The reminder, as reported by the Wall Street Journal, asks everyone to:

“Spread the word about recalls of injectable heparin products and heparin flush solutions that may be contaminated with oversulfated chondroitin sulfate (OSCS).”

“Affected heparin products have been found in medical care facilities in one state since the recall announcement,” said the FDA.

In the meantime, Chinese officials are denying that the oversulfated chondroitin sulfate contaminant is to blame for the deaths and has accused Baxter of obstructing their own investigation, according to a report from Reuters of a press conference given last Tuesday by Jin Shaohong, of China’s National Institute for the Control of Pharmaceutical and Biological Products.
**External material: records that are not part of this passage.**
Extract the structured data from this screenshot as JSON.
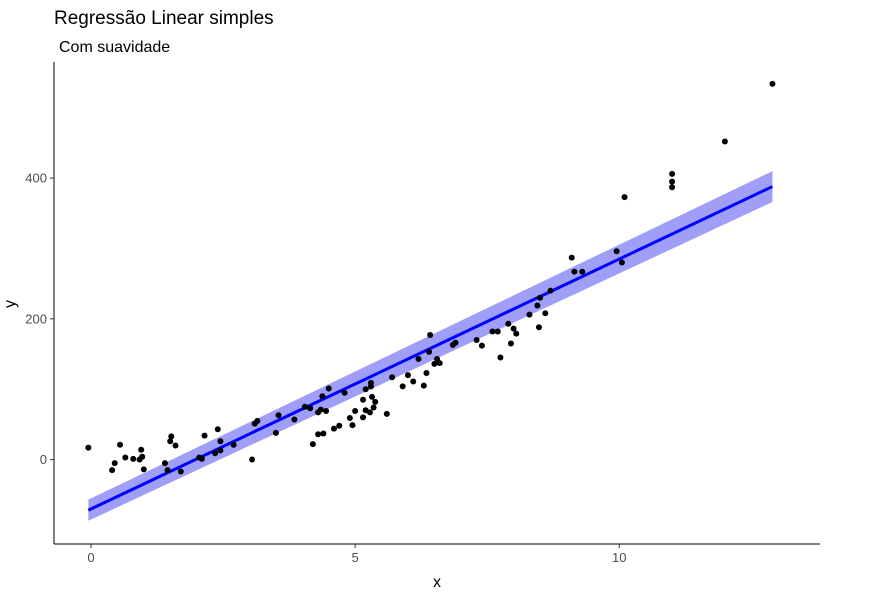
{
  "chart_data": {
    "type": "scatter",
    "title": "Regressão Linear simples",
    "subtitle": "Com suavidade",
    "xlabel": "x",
    "ylabel": "y",
    "xlim": [
      -0.7,
      13.8
    ],
    "ylim": [
      -120,
      565
    ],
    "xticks": [
      0,
      5,
      10
    ],
    "yticks": [
      0,
      200,
      400
    ],
    "grid": false,
    "colors": {
      "points": "#000000",
      "line": "#0000ff",
      "band": "#9f9ff8"
    },
    "points": [
      [
        -0.05,
        17
      ],
      [
        0.4,
        -15
      ],
      [
        0.45,
        -5
      ],
      [
        0.55,
        21
      ],
      [
        0.65,
        3
      ],
      [
        0.8,
        1
      ],
      [
        0.92,
        0
      ],
      [
        0.95,
        14
      ],
      [
        0.97,
        4
      ],
      [
        1.0,
        -14
      ],
      [
        1.4,
        -5
      ],
      [
        1.45,
        -15
      ],
      [
        1.5,
        26
      ],
      [
        1.52,
        33
      ],
      [
        1.6,
        20
      ],
      [
        1.7,
        -17
      ],
      [
        2.05,
        3
      ],
      [
        2.1,
        1
      ],
      [
        2.15,
        34
      ],
      [
        2.35,
        9
      ],
      [
        2.4,
        43
      ],
      [
        2.45,
        26
      ],
      [
        2.45,
        13
      ],
      [
        2.7,
        21
      ],
      [
        3.05,
        0
      ],
      [
        3.1,
        51
      ],
      [
        3.15,
        55
      ],
      [
        3.5,
        38
      ],
      [
        3.55,
        63
      ],
      [
        3.85,
        57
      ],
      [
        4.05,
        75
      ],
      [
        4.15,
        73
      ],
      [
        4.2,
        22
      ],
      [
        4.3,
        36
      ],
      [
        4.3,
        67
      ],
      [
        4.35,
        71
      ],
      [
        4.38,
        90
      ],
      [
        4.4,
        37
      ],
      [
        4.45,
        69
      ],
      [
        4.5,
        101
      ],
      [
        4.6,
        44
      ],
      [
        4.7,
        48
      ],
      [
        4.8,
        95
      ],
      [
        4.9,
        59
      ],
      [
        4.95,
        49
      ],
      [
        5.0,
        69
      ],
      [
        5.15,
        60
      ],
      [
        5.15,
        85
      ],
      [
        5.2,
        100
      ],
      [
        5.2,
        70
      ],
      [
        5.28,
        67
      ],
      [
        5.3,
        109
      ],
      [
        5.3,
        104
      ],
      [
        5.32,
        89
      ],
      [
        5.35,
        74
      ],
      [
        5.38,
        82
      ],
      [
        5.6,
        65
      ],
      [
        5.7,
        117
      ],
      [
        5.9,
        104
      ],
      [
        6.0,
        120
      ],
      [
        6.1,
        111
      ],
      [
        6.2,
        143
      ],
      [
        6.3,
        105
      ],
      [
        6.35,
        123
      ],
      [
        6.4,
        153
      ],
      [
        6.42,
        177
      ],
      [
        6.5,
        136
      ],
      [
        6.55,
        143
      ],
      [
        6.6,
        137
      ],
      [
        6.85,
        163
      ],
      [
        6.9,
        166
      ],
      [
        7.3,
        170
      ],
      [
        7.4,
        162
      ],
      [
        7.6,
        182
      ],
      [
        7.7,
        182
      ],
      [
        7.75,
        145
      ],
      [
        7.9,
        193
      ],
      [
        7.95,
        165
      ],
      [
        8.0,
        186
      ],
      [
        8.05,
        179
      ],
      [
        8.3,
        206
      ],
      [
        8.45,
        219
      ],
      [
        8.48,
        188
      ],
      [
        8.5,
        230
      ],
      [
        8.6,
        208
      ],
      [
        8.7,
        240
      ],
      [
        9.1,
        287
      ],
      [
        9.15,
        267
      ],
      [
        9.3,
        267
      ],
      [
        9.95,
        296
      ],
      [
        10.05,
        280
      ],
      [
        10.1,
        373
      ],
      [
        11.0,
        406
      ],
      [
        11.0,
        395
      ],
      [
        11.0,
        387
      ],
      [
        12.0,
        452
      ],
      [
        12.9,
        534
      ]
    ],
    "fit_line": {
      "x": [
        -0.05,
        12.9
      ],
      "y": [
        -72,
        388
      ]
    },
    "confidence_band": {
      "lower": [
        -87,
        366
      ],
      "upper": [
        -57,
        410
      ]
    }
  }
}
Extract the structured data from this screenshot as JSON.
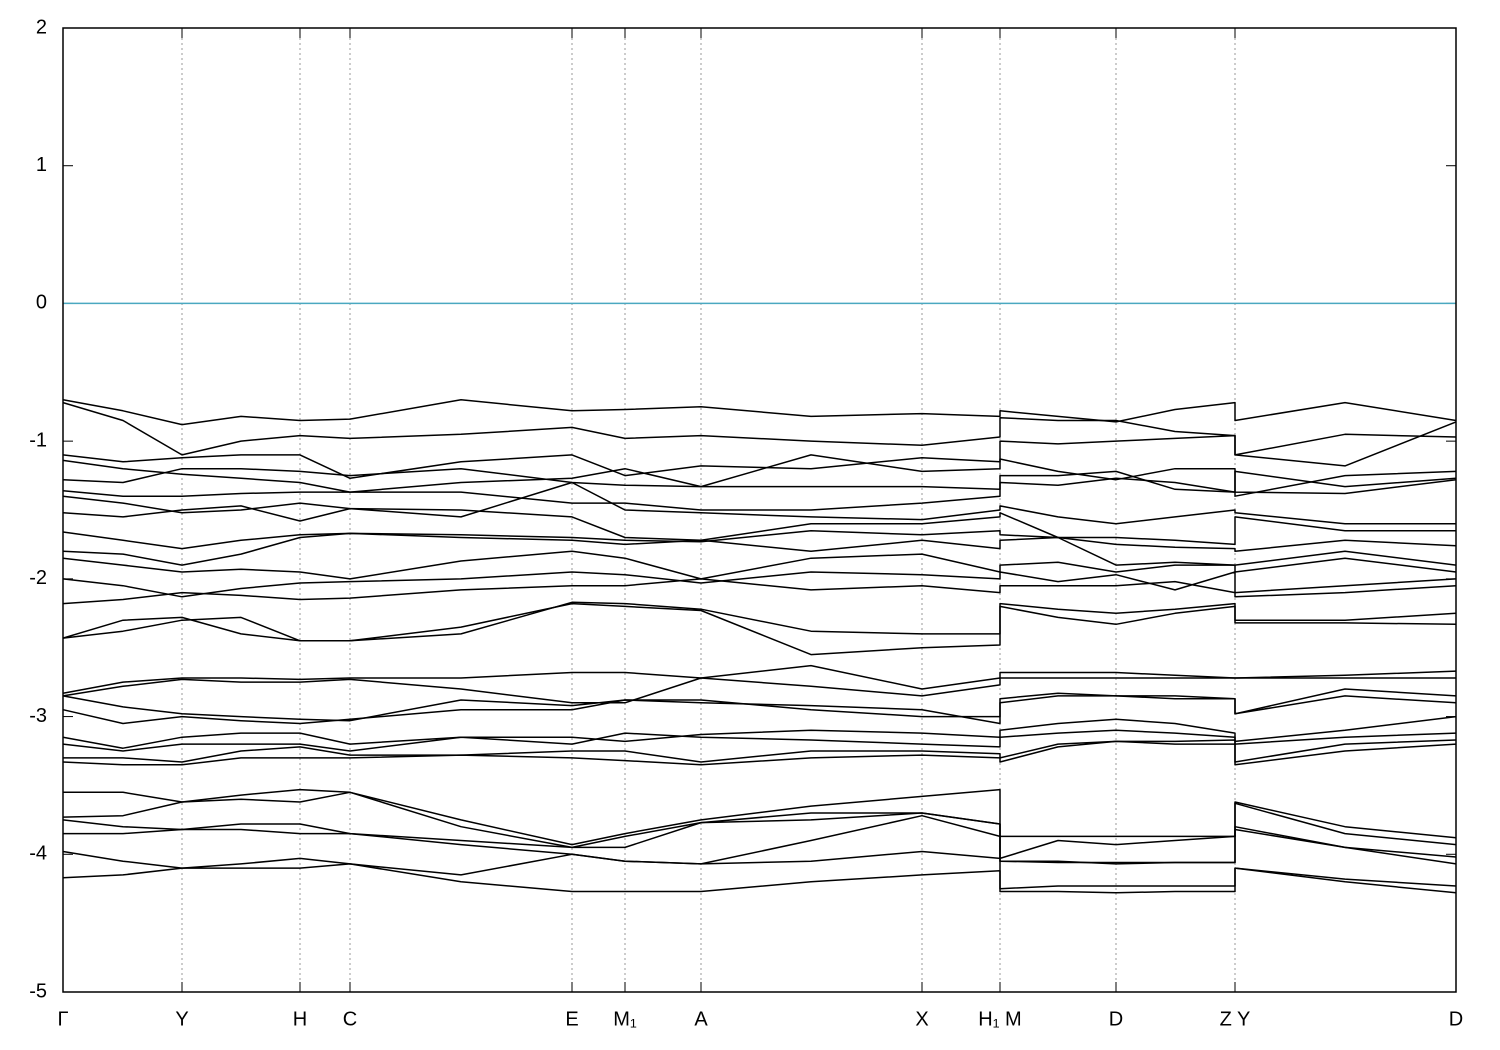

They said the adverse reactions and deaths have only been reported in the US and Germany, and other countries that have also found the contaminant in their heparin products have not reported any reactions.

The Chinese health authorities maintain that adverese reactions have also been linked to batches that did not contain the contaminant, based on their own tests. Earlier this month the FDA denied this was the case, because they and other labs had also tested these batches and found the contaminant.

The contaminant has the same proportions of chemical elements as heparin, and very sophisticated equipment using MRI is required to tell the difference between real heparin (which is made from pig intestines and expensive to source in China since an outbreak of pig disease) and the contaminant (which is made from much cheaper animal cartilage).

The Chinese authorities have accused Baxter of destroying samples and records that they considered key to their investigation, but according to Reuters, this was denied by a Baxter spokesperson based in China.